Java reading long text file is very slow

Question 1

@PaulGrime is right. You are copying the string each time the loop reads a line. Once the string gets big (say 10,000 lines big), it is doing a lot of work to do that copying.

Try this:

StringBuilder sb = new StringBuilder();
while (...reading lines..){ 
   ....
   sb.append(tempString);  //should add newline
   ...
}

s = sb.toString();

Note: read Paul's answer below on why stripping newlines makes this a bad way to read in a file. Also, as mentioned in the question comments, XStream provides a way to read the file and even if it had not, IOUtils.toString(reader) would be a safer way to read a file.

Question 2

Some immediate improvements you can do:

Use a StringBuilder instead of concat and +. Using + and concat can really affect the performance, specially when used in loops.
Reduce the access to the disk. You can do it by using a large buffer:

BufferedReader br = new BufferedReader(new FileReader("someFile.txt"), SIZE);

Question 3

You should use a StringBuilder as String concatenation is extremely slow for even small strings.
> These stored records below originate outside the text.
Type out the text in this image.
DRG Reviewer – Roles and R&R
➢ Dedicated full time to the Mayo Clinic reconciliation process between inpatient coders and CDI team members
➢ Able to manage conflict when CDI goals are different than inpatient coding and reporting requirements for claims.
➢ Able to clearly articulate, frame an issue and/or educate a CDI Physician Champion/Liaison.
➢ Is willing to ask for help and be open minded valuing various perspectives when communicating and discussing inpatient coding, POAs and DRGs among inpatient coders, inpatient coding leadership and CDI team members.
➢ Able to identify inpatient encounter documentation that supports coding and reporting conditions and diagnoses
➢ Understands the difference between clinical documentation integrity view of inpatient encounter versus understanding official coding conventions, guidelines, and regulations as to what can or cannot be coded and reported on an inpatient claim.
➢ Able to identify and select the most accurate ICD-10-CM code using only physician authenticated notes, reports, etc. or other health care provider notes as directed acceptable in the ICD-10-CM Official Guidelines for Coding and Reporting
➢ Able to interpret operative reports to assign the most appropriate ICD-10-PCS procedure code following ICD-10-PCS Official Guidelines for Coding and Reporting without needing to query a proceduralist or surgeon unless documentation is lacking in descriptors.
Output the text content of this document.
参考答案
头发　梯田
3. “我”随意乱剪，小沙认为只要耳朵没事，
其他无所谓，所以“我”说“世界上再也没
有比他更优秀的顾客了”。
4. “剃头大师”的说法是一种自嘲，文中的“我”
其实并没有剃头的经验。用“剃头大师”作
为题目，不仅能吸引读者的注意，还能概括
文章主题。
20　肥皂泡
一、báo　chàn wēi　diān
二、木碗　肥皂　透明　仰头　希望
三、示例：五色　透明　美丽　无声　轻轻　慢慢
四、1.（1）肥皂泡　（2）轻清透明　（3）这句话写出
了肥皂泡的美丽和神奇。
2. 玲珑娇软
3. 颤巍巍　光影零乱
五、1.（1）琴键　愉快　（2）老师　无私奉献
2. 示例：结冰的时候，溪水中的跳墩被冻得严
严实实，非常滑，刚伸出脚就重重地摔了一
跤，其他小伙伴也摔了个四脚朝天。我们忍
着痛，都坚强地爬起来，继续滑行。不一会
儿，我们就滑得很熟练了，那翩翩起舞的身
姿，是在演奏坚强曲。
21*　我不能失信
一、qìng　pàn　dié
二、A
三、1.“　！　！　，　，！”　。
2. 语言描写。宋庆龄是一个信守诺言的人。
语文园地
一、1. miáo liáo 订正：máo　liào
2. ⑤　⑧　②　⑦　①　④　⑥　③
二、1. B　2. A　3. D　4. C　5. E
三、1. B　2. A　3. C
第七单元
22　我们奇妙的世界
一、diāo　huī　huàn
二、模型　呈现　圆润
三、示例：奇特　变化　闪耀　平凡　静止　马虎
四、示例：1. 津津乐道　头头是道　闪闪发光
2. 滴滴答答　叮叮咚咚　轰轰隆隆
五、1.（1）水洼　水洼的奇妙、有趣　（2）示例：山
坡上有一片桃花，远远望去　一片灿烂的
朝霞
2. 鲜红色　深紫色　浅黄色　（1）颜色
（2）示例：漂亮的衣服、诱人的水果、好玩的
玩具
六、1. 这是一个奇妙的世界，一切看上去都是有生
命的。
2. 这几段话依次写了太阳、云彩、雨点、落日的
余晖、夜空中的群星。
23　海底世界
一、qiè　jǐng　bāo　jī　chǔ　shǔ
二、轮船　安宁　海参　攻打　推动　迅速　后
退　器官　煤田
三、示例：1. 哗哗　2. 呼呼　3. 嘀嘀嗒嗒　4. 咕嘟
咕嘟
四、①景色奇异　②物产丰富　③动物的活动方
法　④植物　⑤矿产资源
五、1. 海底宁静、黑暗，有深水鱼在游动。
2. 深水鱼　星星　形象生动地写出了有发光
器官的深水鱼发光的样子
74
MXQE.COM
Further, try using NIO rather than a BufferedReader.

public static void main(String[] args) throws IOException {
    final File file = //some file
    try (final FileChannel fileChannel = new RandomAccessFile(file, "r").getChannel()) {
        final StringBuilder stringBuilder = new StringBuilder();
        final ByteBuffer byteBuffer = ByteBuffer.allocate(1024);
        final CharsetDecoder charsetDecoder = Charset.forName("UTF-8").newDecoder();
        while (fileChannel.read(byteBuffer) > 0) {
            byteBuffer.flip();
            stringBuilder.append(charsetDecoder.decode(byteBuffer));
            byteBuffer.clear();
        }
    }
}

You can tune the buffer size if it's still too slow - it's heavily system dependent what buffer size works better. For me it makes very little difference if the buffer is 1K or 4K but on other systems I have know that change to increase speed by an order of magnitude.

Question 4

In addition to what has already been said, depending on your use of the XML, your code is potentially incorrect as it discards line endings. For example, this code:

package temp.stackoverflow.q15849706;

import java.io.BufferedReader;
import java.io.IOException;
import java.io.InputStreamReader;
import java.net.URL;

import com.thoughtworks.xstream.XStream;

public class ReadXmlLines {
    public String read1(BufferedReader br) throws IOException {
        try {
            String s = "";
            String tempString;
            int i = 0;
            while ((tempString = br.readLine()) != null) {
                s = s.concat(tempString);
                // s=s+tempString;
                i = i + 1;
                if (i % 1000 == 0) {
                    System.out.println(Integer.toString(i));
                }
            }
            return s;
        } finally {
            br.close();
        }
    }

    public static void main(String[] args) throws IOException {
        ReadXmlLines r = new ReadXmlLines();

        URL url = ReadXmlLines.class.getResource("xml.xml");
        String xmlStr = r.read1(new BufferedReader(new InputStreamReader(url
                .openStream())));

        Object ob = null;

        XStream xs = new XStream();
        xs.alias("root", Root.class);

        // This is incorrectly read/parsed, as the line endings are not
        // preserved.
        System.out.println("----------1");
        System.out.println(xmlStr);
        ob = xs.fromXML(xmlStr);
        System.out.println(ob);

        // This is correctly read/parsed, when passing in the URL directly
        ob = xs.fromXML(url);
        System.out.println("----------2");
        System.out.println(ob);

        // This is correctly read/parsed, when passing in the InputStream
        // directly
        ob = xs.fromXML(url.openStream());
        System.out.println("----------3");
        System.out.println(ob);
    }

    public static class Root {
        public String script;

        public String toString() {
            return script;
        }
    }
}

and this xml.xml file on the classpath (in the same package as the class):

<root>
    <script>
<![CDATA[
// taken from http://www.w3schools.com/xml/xml_cdata.asp
function matchwo(a,b)
{
if (a < b && a < 0) then
  {
  return 1;
  }
else
  {
  return 0;
  }
}
]]>
    </script>
</root>

produces the following output. The first two lines shows the line endings have been removed, and thus made the Javascript in the CDATA section invalid (as the first JS comment now comments out the whole JS, because the JS lines have been merged).

----------1
<root>    <script><![CDATA[// taken from http://www.w3schools.com/xml/xml_cdata.aspfunction matchwo(a,b){if (a < b && a < 0) then  {  return 1;  }else  {  return 0;  }}]]>    </script></root>
// taken from http://www.w3schools.com/xml/xml_cdata.aspfunction matchwo(a,b){if (a < b && a < 0) then  {  return 1;  }else  {  return 0;  }}    
----------2


// taken from http://www.w3schools.com/xml/xml_cdata.asp
function matchwo(a,b)
{
if (a < b && a < 0) then
  {
  return 1;
  }
else
  {
  return 0;
  }
}
...